Nikki had run all her back-channel checks. Asking him what date it was. “May 14.” What night of the week that was. “A Friday.” What the weather was like. “It was drizzling off and on. I had an umbrella with me.” Whether there was security. “I already said there wasn’t any. Nobody else was out there.” She told him these, as well as the other details he had given her, were all things she could check. He said that was good because then she would believe him. She noted that he seemed to relish the fact that she was writing down his answers. But she was skeptical there, too. Heat knew his need to be at the center of things could be driving that the same way it drove everything else in his life.
There was another question she wanted to ask Morris Granville. An obvious one to her, but she held it, wanting to get to the things she didn’t assume first, in case he decided to stop talking. “What happened with the fight?”
“It went on a long time.”
“In the rain?”
“They didn’t seem to care.”
“Did it ever get violent?”
“No. Just arguing.”
“What did they say?”
“I couldn’t hear it all. Remember, I said I didn’t want to get too close?”
Heat mentally ticked off one of her consistency cross-checks. “Did you hear anything?”
“It was about their breakup. She said he was only into himself and getting high. He said she was a selfish bitch, stuff like that.”
“Did she threaten him?”
“Soleil? No way.”
Heat made another mental note that Granville sounded like he had taken on some role as Soleil’s defender. She began to wonder if this stalker’s outreach was rooted in squaring himself in her legacy somehow. She filed it as a possibility but left herself open. “Did Wakefield threaten her?”

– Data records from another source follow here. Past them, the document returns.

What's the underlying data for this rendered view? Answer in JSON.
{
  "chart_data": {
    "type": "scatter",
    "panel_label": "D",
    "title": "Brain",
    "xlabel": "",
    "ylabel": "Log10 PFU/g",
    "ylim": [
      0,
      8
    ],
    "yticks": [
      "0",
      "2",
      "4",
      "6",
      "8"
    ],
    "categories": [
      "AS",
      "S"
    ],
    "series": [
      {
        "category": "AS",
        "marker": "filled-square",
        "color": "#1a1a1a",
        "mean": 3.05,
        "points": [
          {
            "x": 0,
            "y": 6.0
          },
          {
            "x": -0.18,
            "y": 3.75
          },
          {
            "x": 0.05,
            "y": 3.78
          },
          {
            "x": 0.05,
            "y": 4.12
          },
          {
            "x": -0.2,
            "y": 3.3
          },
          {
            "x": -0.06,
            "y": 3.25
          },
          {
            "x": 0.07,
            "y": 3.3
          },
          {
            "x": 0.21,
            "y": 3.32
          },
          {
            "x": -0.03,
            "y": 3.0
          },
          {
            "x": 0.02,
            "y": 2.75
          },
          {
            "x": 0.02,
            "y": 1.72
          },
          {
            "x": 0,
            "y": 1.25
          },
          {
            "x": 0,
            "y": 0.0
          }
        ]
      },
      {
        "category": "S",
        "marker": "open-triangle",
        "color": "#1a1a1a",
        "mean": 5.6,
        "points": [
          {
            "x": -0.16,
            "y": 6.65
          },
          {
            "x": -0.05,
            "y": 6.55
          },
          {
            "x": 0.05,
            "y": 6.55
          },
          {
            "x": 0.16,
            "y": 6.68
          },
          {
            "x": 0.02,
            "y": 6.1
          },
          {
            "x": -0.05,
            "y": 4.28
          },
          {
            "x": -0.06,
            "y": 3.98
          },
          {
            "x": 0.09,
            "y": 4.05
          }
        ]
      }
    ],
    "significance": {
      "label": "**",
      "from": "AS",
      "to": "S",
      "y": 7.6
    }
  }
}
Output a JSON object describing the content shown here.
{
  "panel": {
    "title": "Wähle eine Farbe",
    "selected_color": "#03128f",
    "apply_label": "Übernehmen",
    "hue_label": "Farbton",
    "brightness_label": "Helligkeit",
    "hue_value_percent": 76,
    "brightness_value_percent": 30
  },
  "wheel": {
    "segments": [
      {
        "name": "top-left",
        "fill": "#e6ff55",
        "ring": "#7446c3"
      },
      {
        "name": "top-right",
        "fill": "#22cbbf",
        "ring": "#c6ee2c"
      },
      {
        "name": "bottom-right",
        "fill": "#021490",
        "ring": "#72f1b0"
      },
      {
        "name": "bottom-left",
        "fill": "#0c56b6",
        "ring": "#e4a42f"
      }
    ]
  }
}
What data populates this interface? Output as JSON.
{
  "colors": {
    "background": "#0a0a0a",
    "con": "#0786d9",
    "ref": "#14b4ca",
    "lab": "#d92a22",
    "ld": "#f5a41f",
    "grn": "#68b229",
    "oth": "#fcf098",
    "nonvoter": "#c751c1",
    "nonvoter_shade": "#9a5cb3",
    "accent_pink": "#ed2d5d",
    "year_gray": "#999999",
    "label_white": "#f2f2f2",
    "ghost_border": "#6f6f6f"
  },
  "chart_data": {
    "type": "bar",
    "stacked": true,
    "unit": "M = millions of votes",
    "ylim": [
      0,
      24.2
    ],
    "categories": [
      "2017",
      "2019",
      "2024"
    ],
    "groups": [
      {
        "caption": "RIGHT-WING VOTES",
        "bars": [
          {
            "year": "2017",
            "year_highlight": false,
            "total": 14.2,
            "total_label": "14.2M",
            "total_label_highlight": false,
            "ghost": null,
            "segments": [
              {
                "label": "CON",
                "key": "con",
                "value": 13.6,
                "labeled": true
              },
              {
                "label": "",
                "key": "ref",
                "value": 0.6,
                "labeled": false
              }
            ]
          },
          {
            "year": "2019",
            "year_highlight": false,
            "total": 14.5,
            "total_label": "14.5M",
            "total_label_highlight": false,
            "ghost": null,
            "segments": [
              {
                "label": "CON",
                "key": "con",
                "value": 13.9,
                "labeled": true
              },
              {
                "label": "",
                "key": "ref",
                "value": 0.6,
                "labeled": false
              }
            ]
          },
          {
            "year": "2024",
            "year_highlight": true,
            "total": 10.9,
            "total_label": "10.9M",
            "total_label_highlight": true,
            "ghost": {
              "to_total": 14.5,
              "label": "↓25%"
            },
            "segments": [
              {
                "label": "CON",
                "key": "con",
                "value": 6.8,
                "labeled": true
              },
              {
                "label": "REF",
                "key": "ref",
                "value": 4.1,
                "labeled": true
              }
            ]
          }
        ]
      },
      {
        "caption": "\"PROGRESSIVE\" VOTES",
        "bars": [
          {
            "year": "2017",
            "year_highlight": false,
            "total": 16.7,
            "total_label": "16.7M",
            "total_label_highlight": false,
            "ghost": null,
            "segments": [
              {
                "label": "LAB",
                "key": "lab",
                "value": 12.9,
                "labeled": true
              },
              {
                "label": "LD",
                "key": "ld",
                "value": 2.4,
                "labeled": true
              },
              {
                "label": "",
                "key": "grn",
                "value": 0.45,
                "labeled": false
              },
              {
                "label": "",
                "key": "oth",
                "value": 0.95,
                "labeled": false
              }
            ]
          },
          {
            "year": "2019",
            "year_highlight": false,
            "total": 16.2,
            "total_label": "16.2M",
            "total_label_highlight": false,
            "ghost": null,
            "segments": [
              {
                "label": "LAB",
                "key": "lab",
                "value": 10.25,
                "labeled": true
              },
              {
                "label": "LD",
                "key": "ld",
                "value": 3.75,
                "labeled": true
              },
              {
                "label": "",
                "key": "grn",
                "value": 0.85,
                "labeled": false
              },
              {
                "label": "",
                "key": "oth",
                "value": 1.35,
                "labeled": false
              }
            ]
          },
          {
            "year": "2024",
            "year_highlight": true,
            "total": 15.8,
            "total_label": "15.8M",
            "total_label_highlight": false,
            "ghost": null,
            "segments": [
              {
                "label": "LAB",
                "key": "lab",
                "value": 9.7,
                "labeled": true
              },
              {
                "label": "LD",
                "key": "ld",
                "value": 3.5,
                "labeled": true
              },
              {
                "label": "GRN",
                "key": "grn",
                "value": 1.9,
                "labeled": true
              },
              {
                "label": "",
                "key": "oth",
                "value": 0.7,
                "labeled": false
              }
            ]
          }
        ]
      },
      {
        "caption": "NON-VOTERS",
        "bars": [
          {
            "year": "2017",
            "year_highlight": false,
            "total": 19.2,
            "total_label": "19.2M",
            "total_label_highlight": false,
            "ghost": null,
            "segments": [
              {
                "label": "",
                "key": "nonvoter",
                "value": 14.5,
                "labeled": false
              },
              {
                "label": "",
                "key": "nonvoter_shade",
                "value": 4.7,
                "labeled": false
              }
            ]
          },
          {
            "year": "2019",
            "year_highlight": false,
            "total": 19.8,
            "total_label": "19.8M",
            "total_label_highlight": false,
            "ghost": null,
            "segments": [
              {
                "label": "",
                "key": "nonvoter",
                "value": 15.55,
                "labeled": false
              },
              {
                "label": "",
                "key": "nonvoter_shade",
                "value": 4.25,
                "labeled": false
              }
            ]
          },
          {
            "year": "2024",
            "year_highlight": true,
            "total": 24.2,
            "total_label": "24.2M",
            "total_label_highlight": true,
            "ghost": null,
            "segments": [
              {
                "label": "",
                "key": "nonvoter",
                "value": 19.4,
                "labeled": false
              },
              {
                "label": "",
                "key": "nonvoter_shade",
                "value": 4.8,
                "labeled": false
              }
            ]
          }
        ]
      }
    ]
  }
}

“Not that I heard. And he was out of it, too. He kept holding on to the light post for balance until they were done.”
“How did it end?”
“They both cried and then hugged each other.”
“And then what?”
“They kissed.”
“As in kissed good-bye?”
“As in romantic.”
“And after they kissed?”
“They left together.”
Nikki double-tapped her pen on her spiral notebook. He was getting to the part she wanted to hear, and she had to make sure to ask in a way that didn’t set him up to please her. She kept her question general. “How did they leave?”
“Holding hands.”
So she got more specific. “I mean did they walk? Take a taxi? How did they leave?”